Rage

They start to say « oh we miss the old you » i’m like bitch you gotta be more specific, im changing by the hour one moment i’m that guy you fall in love with then the other im the worse ass i’d care to admit. They try to build up their confidence by disrupting my innocence. They disrespect me and my values, the one’s i try to fight for even in the blues. But ight i know i’m not the one to blame, i didnt had it rough like some guys i grew up with but i still live with my woes.
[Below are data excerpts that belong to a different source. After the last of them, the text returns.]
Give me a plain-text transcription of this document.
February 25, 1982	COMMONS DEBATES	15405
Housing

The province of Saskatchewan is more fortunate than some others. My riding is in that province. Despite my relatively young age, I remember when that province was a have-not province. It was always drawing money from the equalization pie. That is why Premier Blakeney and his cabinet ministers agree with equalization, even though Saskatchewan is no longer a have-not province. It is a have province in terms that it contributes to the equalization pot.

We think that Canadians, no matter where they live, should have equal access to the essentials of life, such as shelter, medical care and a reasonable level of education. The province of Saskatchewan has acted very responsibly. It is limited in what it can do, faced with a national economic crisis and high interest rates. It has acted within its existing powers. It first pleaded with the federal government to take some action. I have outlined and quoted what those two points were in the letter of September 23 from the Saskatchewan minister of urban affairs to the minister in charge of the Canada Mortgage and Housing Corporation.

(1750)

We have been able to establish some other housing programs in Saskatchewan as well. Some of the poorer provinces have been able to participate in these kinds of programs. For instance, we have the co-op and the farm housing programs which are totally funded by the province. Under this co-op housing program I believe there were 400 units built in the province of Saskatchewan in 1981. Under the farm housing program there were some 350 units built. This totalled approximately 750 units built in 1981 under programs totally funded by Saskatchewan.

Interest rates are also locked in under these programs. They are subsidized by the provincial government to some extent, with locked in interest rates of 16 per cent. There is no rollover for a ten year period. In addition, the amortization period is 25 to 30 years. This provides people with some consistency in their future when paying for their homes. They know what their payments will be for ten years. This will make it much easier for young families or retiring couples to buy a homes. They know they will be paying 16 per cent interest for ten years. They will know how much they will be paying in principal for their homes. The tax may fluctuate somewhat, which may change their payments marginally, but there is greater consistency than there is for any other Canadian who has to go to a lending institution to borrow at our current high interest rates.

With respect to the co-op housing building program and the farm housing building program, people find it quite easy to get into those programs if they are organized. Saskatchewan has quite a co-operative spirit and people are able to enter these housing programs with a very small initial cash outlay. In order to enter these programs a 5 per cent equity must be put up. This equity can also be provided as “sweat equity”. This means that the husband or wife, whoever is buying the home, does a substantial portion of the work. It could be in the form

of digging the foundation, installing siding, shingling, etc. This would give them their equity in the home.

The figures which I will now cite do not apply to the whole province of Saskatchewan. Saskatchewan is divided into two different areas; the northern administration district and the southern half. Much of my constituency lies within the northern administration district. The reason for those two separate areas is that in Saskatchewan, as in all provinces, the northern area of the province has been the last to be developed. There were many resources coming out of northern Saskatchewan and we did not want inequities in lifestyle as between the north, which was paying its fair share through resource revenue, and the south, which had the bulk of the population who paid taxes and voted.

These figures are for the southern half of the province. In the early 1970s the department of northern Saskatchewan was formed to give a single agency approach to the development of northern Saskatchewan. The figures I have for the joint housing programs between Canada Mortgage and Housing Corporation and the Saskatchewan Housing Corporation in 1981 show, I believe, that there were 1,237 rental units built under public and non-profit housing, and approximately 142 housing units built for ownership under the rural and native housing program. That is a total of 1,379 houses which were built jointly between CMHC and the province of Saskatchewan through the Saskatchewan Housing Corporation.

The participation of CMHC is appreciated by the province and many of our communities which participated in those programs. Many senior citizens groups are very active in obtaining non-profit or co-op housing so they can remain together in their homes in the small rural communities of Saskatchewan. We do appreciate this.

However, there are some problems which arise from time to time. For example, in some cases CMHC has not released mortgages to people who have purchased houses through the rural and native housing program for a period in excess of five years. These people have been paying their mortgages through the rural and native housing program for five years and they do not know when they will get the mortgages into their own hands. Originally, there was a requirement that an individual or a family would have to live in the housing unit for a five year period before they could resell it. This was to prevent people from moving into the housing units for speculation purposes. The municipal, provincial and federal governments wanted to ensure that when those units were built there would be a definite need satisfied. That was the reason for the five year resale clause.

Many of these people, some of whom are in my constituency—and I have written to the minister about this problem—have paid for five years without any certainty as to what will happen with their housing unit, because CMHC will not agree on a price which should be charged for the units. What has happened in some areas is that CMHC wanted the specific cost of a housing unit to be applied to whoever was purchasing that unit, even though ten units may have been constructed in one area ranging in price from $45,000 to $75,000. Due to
It takes out the worse in me and i gotta live with it just like you have to live with the fact that youll never accomplish anything positive.

I hated loving you

You gave me love but never hope

I tried so hard to let you go

You slipped, i fell, you were under my spell

Good thing love only hurts

Cause with me you’d have died a thousand times

Unspoken truth, unbroken mind

Let’s pretend and leave it all behind

As if no rain had fall, as if not hearth had brawl

Im unfocused and unarmed

Trying to forge a (future)

I had a dream where you were you, nothing was changed it was just so blue

While reaching my hand you just slipped away and my ungrateful self cried for yesterday

To that day where he felt noxious, anxious and gray

Oh god, how he felt this way

For the longest time it hurt him so bad

I am the kid that tried to hard

I am the one that gave you my all

I am the one who felt so right

I am the one who made you right

Don’t get me wrong i know it’s all our fault

You had to give it all and i couldn’t take it

i’m sorry i had to be me, i shouldn’t have been an enemy.